O contraponto está nas bancadas, com figurantes pagos para apoiar as equipas, com políticos “ao mais alto nível” a deslocarem-se ao país organizador para apoiar a selecção, com dirigentes como o da execrável agremiação chamada FIFA, a ginasticarem um discurso miserável de submissão e corrupção. É a chegada, nunca tardia, do politicamente correcto ao mundo do futebol, com a proibição completa de uso de braçadeiras ou outros adereços “provocatórios” e o impedimento de filmar imagens de invasão de campo e mais ignóbil ditadura de cerceamento da liberdade de expressão, com ameaças expressas. Mas a coisa não fica por aqui, no que toca à destruição da beleza do futebol, com a mais que discutível introdução da tecnologia no jogo, uma intromissão na arbitragem que, ao invés de resolver problemas, vem avolumar as situações de eventual confronto.

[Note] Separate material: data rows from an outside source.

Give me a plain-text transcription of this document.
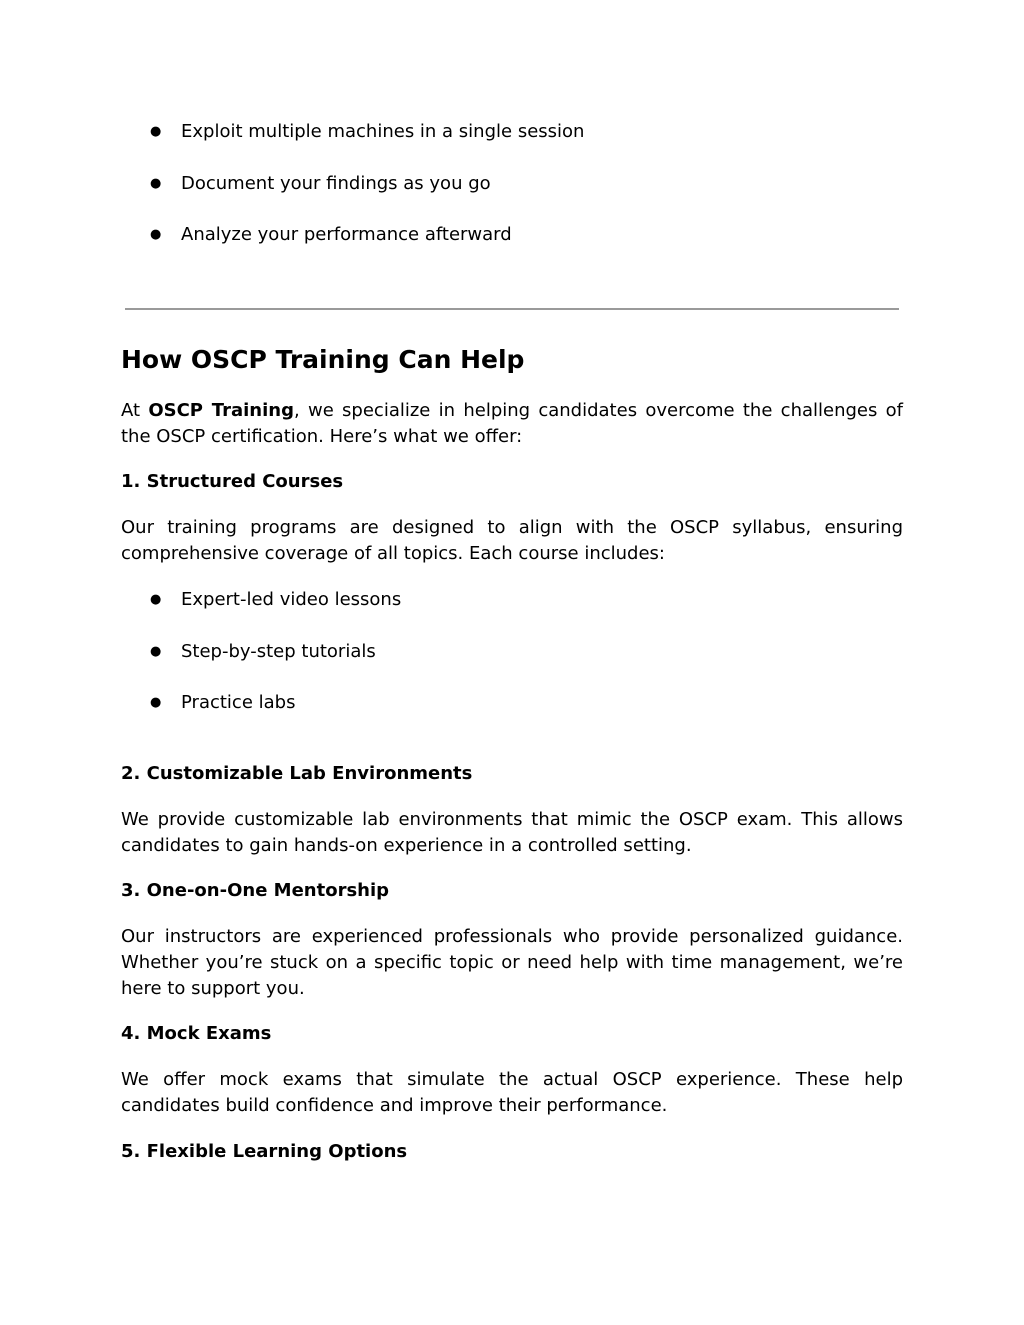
●	Exploit multiple machines in a single session
●	Document your findings as you go
●	Analyze your performance afterward
How OSCP Training Can Help

At OSCP Training, we specialize in helping candidates overcome the challenges of the OSCP certification. Here’s what we offer:

1. Structured Courses

Our training programs are designed to align with the OSCP syllabus, ensuring comprehensive coverage of all topics. Each course includes:

●	Expert-led video lessons
●	Step-by-step tutorials
●	Practice labs
2. Customizable Lab Environments

We provide customizable lab environments that mimic the OSCP exam. This allows candidates to gain hands-on experience in a controlled setting.

3. One-on-One Mentorship

Our instructors are experienced professionals who provide personalized guidance. Whether you’re stuck on a specific topic or need help with time management, we’re here to support you.

4. Mock Exams

We offer mock exams that simulate the actual OSCP experience. These help candidates build confidence and improve their performance.

5. Flexible Learning Options
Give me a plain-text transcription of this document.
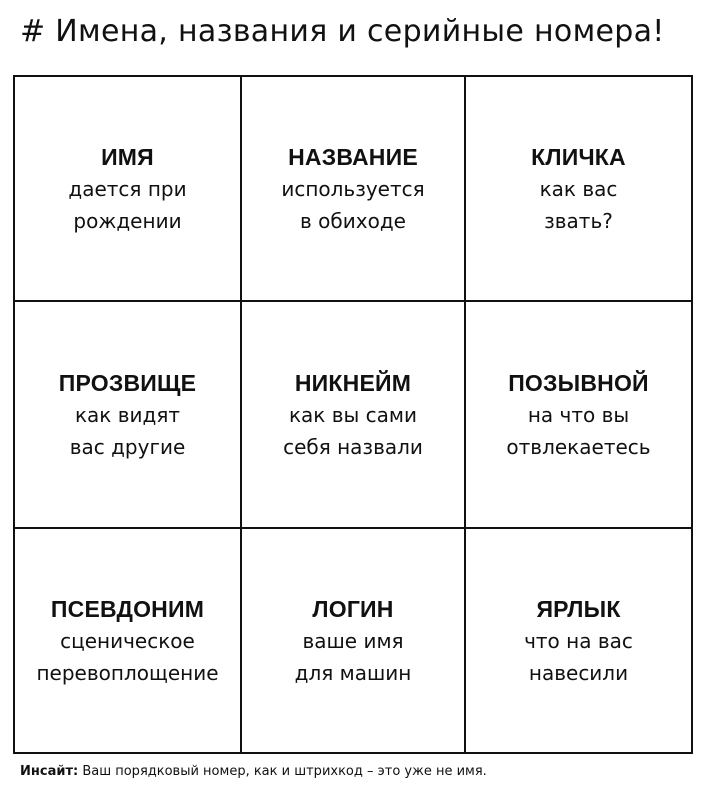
# Имена, названия и серийные номера!
ИМЯ
дается при
рождении
НАЗВАНИЕ
используется
в обиходе
КЛИЧКА
как вас
звать?
ПРОЗВИЩЕ
как видят
вас другие
НИКНЕЙМ
как вы сами
себя назвали
ПОЗЫВНОЙ
на что вы
отвлекаетесь
ПСЕВДОНИМ
сценическое
перевоплощение
ЛОГИН
ваше имя
для машин
ЯРЛЫК
что на вас
навесили
Инсайт: Ваш порядковый номер, как и штрихкод – это уже не имя.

É um desporto de privilegiados, eleitos no meio de uma mentira permanente, embora conveniente, que leva inclusivamente a medir as equipas, não pelo valor dos atletas, mas pelo seu eventual valor de mercado. A pessoa deixa de o ser para virar mercadoria, valorizada um ano, descartada no seguinte, negociada em função de dinheiro vivo que aqui nunca falta e de contratos milionários de publicidade.

 

O mundial da vergonha é cada vez mais uma vergonha generalizada de falsidade e de hipocrisia, típica de uma modernidade virada do avesso e na qual, um qualquer “infantino” dita leis e submete Estados, soberanos ou nem por isso, aos ditames de uma retórica estribada na ignorância, na mentira e na cretinice. O presidente-comentador, que fala sobre tudo e mais alguma coisa, diria, bem a propósito, “direitos humanos, sim, mas agora vamos apoiar a selecção...”.

 

Onde estão os eusébios, os pelés, os maradonas, tantos nomes e tantas “lendas” que espalharam em campo a sua classe e talento, mesmo que a “mão de deus” marcasse um ponto na baliza da memória? Onde está o desporto-rei que atraía pessoas e famílias, agora travestidas em figurantes e figurões que espalham o medo e a tristeza da arruaça e da agressão? 

 

O “melhor” exemplo, o mais esplendoroso sinal desta ignomínia é talvez a notícia que os estádios, onde morreram trabalhadores transformados em escravos de ocasião, irão ser deitados abaixo. Não será, entretanto, bem assim, uma vez que o país organizador é um “doador nato” e vai “oferecer arquibancadas desmontáveis a países com carência de infraestruturas desportivas”. E vai converter um deles (estádio) “num hotel de cinco estrelas e centro comercial”. E vai, imagine-se, transformar um outro em “uma escola e zonas comerciais”.

 

O esqueleto já não fica no armário, o elefante já está plantado na sala, o cenário é tão artificial como a máscara de um evento que hoje domina a atenção, ou que desvia esta, para a luz efémera da vaidade e da podridão. Teremos estrelas de lata a prenunciar um Natal de frio no Norte e de sol no Sul,  cheio de nortes de fome e de miséria. Mas claro que nada disto interessa, o var validou o golo e já estamos quase na final...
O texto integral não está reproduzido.